7. The application of “snap” punches and kicks where the arm or leg is only 90% extended. This allows for quickness when moving in and out on an opponent and serves to reduce injuries associated with over extending joints.

Ahhhh, this one truly is not an exclusive domain of Isshinryu either then or now. It is in contention to whether Tatsuo-san's system actually taught snap kicks and punches vs. say thrust kicks and punches. I believe the hard line on the snap stuff comes from Shorin influences where one notable Isshinryu person actually spent more time in Shorin than Isshinryu but teaches a mix of both as Isshinryu.

If you take into consideration a set of fundamentals you will find that in actuality all systems make use of both the snap and the thrust along with other variations depending on the application and counter applications. It depends on the particular application being implemented at any given moment.

8. The combination of hard and soft blocking.

Again, take a look at what is practiced on Okinawa and you will determine that all of them use a variation of both hard and soft when blocking. Then you get into the contention that what is considered a soft block is actually a deflection vs. a block. Blocking is a whole nother post that can cover many views and perspectives. It is not exclusive to Isshinryu so not really a distinctive feature of Isshinryu. 

9. Blocks are executed with the muscular part of the forearm, thereby, avoiding injury from bone to bone contact.

This one I truly feel is something that is a part of Isshinryu that may not be exclusively a feature of the system but rather a model that was pushed to the front of the mind since it was and is often used in matches or fighting, etc. Like the vertical fist, that seemed to be obvious in matches or tournaments was not acknowledged in reality over the twist punch until Tatsuo-san stepped out of the box and thought differently and openly. 

10. A fist made with the thumb on top of the fist as opposed to the thumb being over the two fingers. Such a position, with the thumb on top, locks the wrist and serves to tighten the fist.

I will not address the exact physics of the thumb but will readily admit that even today this particular form of the fist and its use are still a distinctive feature of Isshinryu yet you will find that a good deal of today's Isshinryu dojo don't actually use it. 

11. A vertical punch, which increases speed and power. 

A vertical rising punch might be a bit more accurate. In reality when observing the use of the vertical fist you find that only in the rising punch does the fist actually remain vertical. In truth it shifts slightly to one side or the other depending on targeting and where that target aligns with the height of the person applying it to the person on the receiving end. This is pretty much truth to all forms of the punch.

Now, as to fundamental teachings this is a feature of Isshinryu that has since been adopted by many other systems except that most don't actually put the thumb on the top vs. down the side, etc.

12. Multiple-purpose techniques, which allow a block to become a blow and a blow to serve as a block.

Every system and every style and every branch, both then and now, advocate the ability to turn a blow into a block or deflection into a blow, etc.

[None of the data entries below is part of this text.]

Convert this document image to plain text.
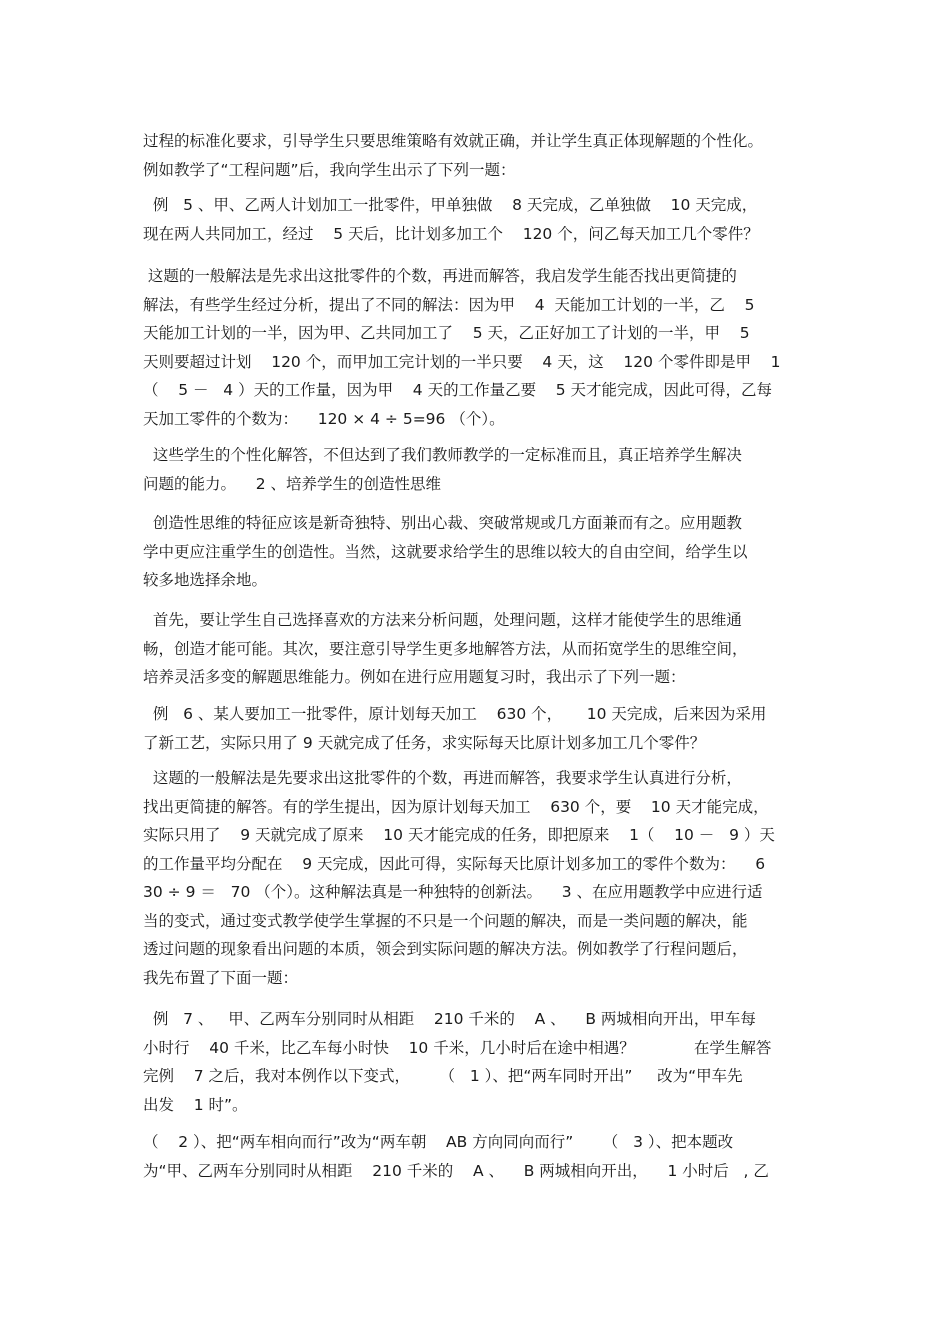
过程的标准化要求，引导学生只要思维策略有效就正确，并让学生真正体现解题的个性化。
例如教学了“工程问题”后，我向学生出示了下列一题：
例   5 、甲、乙两人计划加工一批零件，甲单独做    8 天完成，乙单独做    10 天完成，
现在两人共同加工，经过    5 天后，比计划多加工个    120 个，问乙每天加工几个零件？
这题的一般解法是先求出这批零件的个数，再进而解答，我启发学生能否找出更简捷的
解法，有些学生经过分析，提出了不同的解法：因为甲    4  天能加工计划的一半，乙    5
天能加工计划的一半，因为甲、乙共同加工了    5 天，乙正好加工了计划的一半，甲    5
天则要超过计划    120 个，而甲加工完计划的一半只要    4 天，这    120 个零件即是甲    1
（    5 －   4 ）天的工作量，因为甲    4 天的工作量乙要    5 天才能完成，因此可得，乙每
天加工零件的个数为：    120 × 4 ÷ 5=96 （个）。
这些学生的个性化解答，不但达到了我们教师教学的一定标准而且，真正培养学生解决
问题的能力。    2 、培养学生的创造性思维
创造性思维的特征应该是新奇独特、别出心裁、突破常规或几方面兼而有之。应用题教
学中更应注重学生的创造性。当然，这就要求给学生的思维以较大的自由空间，给学生以
较多地选择余地。
首先，要让学生自己选择喜欢的方法来分析问题，处理问题，这样才能使学生的思维通
畅，创造才能可能。其次，要注意引导学生更多地解答方法，从而拓宽学生的思维空间，
培养灵活多变的解题思维能力。例如在进行应用题复习时，我出示了下列一题：
例   6 、某人要加工一批零件，原计划每天加工    630 个，     10 天完成，后来因为采用
了新工艺，实际只用了 9 天就完成了任务，求实际每天比原计划多加工几个零件？
这题的一般解法是先要求出这批零件的个数，再进而解答，我要求学生认真进行分析，
找出更简捷的解答。有的学生提出，因为原计划每天加工    630 个，要    10 天才能完成，
实际只用了    9 天就完成了原来    10 天才能完成的任务，即把原来    1（    10 －   9 ）天
的工作量平均分配在    9 天完成，因此可得，实际每天比原计划多加工的零件个数为：    6
30 ÷ 9 ＝   70 （个）。这种解法真是一种独特的创新法。    3 、在应用题教学中应进行适
当的变式，通过变式教学使学生掌握的不只是一个问题的解决，而是一类问题的解决，能
透过问题的现象看出问题的本质，领会到实际问题的解决方法。例如教学了行程问题后，
我先布置了下面一题：
例   7 、   甲、乙两车分别同时从相距    210 千米的    A 、    B 两城相向开出，甲车每
小时行    40 千米，比乙车每小时快    10 千米，几小时后在途中相遇？            在学生解答
完例    7 之后，我对本例作以下变式，      （   1 ）、把“两车同时开出”     改为“甲车先
出发    1 时”。
（    2 ）、把“两车相向而行”改为“两车朝    AB 方向同向而行”      （   3 ）、把本题改
为“甲、乙两车分别同时从相距    210 千米的    A 、    B 两城相向开出，    1 小时后   , 乙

You can say this is a feature of Isshinryu but it is not an exclusive feature that speaks to the uniqueness of Isshinryu. 

There is another source for these features that mentions kote-kitae as a feature of Isshinryu but in reality that is a feature that comes from predominantly the harder system of goju. Kote-kitae is actually one part of a whole, karada-kitae or body conditioning.

In my view there are only "three" features that can be attributed to Isshinryu in the fifties/sixties that were more or less exclusive to this new system, at the time, and they are the "Vertical Fist," "Muscle/bone blocks," and "Thumb on top of vertical fist."